Kaiser agrees with Seth’s One Story rule, but not with the idea that nuance is bad and leads to confusion. A better guideline than reducing nuance is reducing complexity through careful planning and design. Kaiser feels that Seth’s prohibition of bar charts is based on an unfamiliarity with which chart types best depict which types of information. Kaiser shows some bar charts which are not well designed, but agrees that bar charts are valid in many cases, and other types beside pie charts may also be effective.
In fairness to Seth Godin’s point of view, he is talking about making marketing presentations to nontechnical audiences, and you often need to make a quick point without confusion or distraction. My own background is in making presentations and writing reports for highly technical audiences of scientists and engineers, people who live with numbers. It is still important to provide a clear statement without extraneous detail, and for this crowd, extraneous detail has a different definition. But when I think about removing nuance from charts, I am reminded of Jack Nicholson’s famous “You can’t handle the truth!” tirade from A Few Good Men.
Update (14 July 2008)
Three more favorite blogs of mine have chimed in, with commentary much as I have described above:
- Chart Rules, As Simple as Possible, But Not Any Simpler!, in More Information per Pixel!
- Godin Dumps on Bar Charts; Data Visualization Record Falls to 1 and 1, by Zach Gemignani, Juice Analytics
- Godin’s Silly Rules for Great Graphs, by Stephen Few, Perceptual Edge
Update (15 July 2008)
Several additional reviews have come to my attention:
- Three laws of Great Graphs?, by Geoff Urland, Corona Research
Geoff went along with the “conventional wisdom” above.
- PowerPoint, Presentations, and Speechmaking, by Laura Lee Dooley of Dooley Online
Laura said simply “These are great guidelines” then proceeded to provide more PowerPoint guidance.

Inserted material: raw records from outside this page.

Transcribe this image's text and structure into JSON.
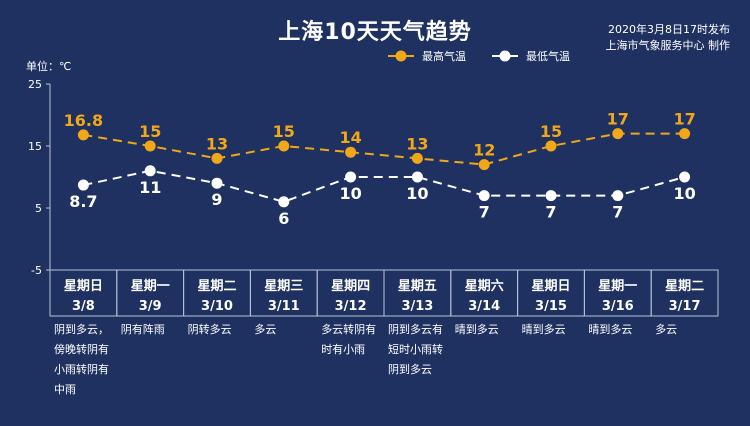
{
  "header": {
    "title": "上海10天天气趋势",
    "publish_line1": "2020年3月8日17时发布",
    "publish_line2": "上海市气象服务中心 制作",
    "unit_label": "单位：℃"
  },
  "colors": {
    "background": "#1f3161",
    "high": "#f0a818",
    "low": "#ffffff",
    "grid": "#b8c2d8"
  },
  "chart_data": {
    "type": "line",
    "x": [
      "3/8",
      "3/9",
      "3/10",
      "3/11",
      "3/12",
      "3/13",
      "3/14",
      "3/15",
      "3/16",
      "3/17"
    ],
    "weekdays": [
      "星期日",
      "星期一",
      "星期二",
      "星期三",
      "星期四",
      "星期五",
      "星期六",
      "星期日",
      "星期一",
      "星期二"
    ],
    "descriptions": [
      "阴到多云，\n傍晚转阴有\n小雨转阴有\n中雨",
      "阴有阵雨",
      "阴转多云",
      "多云",
      "多云转阴有\n时有小雨",
      "阴到多云有\n短时小雨转\n阴到多云",
      "晴到多云",
      "晴到多云",
      "晴到多云",
      "多云"
    ],
    "series": [
      {
        "name": "最高气温",
        "values": [
          16.8,
          15,
          13,
          15,
          14,
          13,
          12,
          15,
          17,
          17
        ],
        "labels": [
          "16.8",
          "15",
          "13",
          "15",
          "14",
          "13",
          "12",
          "15",
          "17",
          "17"
        ]
      },
      {
        "name": "最低气温",
        "values": [
          8.7,
          11,
          9,
          6,
          10,
          10,
          7,
          7,
          7,
          10
        ],
        "labels": [
          "8.7",
          "11",
          "9",
          "6",
          "10",
          "10",
          "7",
          "7",
          "7",
          "10"
        ]
      }
    ],
    "ylim": [
      -5,
      25
    ],
    "yticks": [
      "25",
      "15",
      "5",
      "-5"
    ],
    "grid": false,
    "legend": "top-right"
  }
}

- Marketing and Charts, by Brett on Market Anomolies
Brett said Seth’s post “is a must read”.
Apparently there is quite an industry surrounding the wisdom of Seth Godin. A lot of his marketing advice seems very well founded. I’ve seen him on YouTube, of course, but I didn’t understand the magnitude of his following. If you Google for Seth, you will find dozens of blog entries by people who only link to his posts, or reiterate the takeaways from his posts and say “Good stuff” and “Seth’s done it again!” The proportion of readers who step back and say, “Seth’s pretty smart, but I don’t think that’s right” seems pretty small.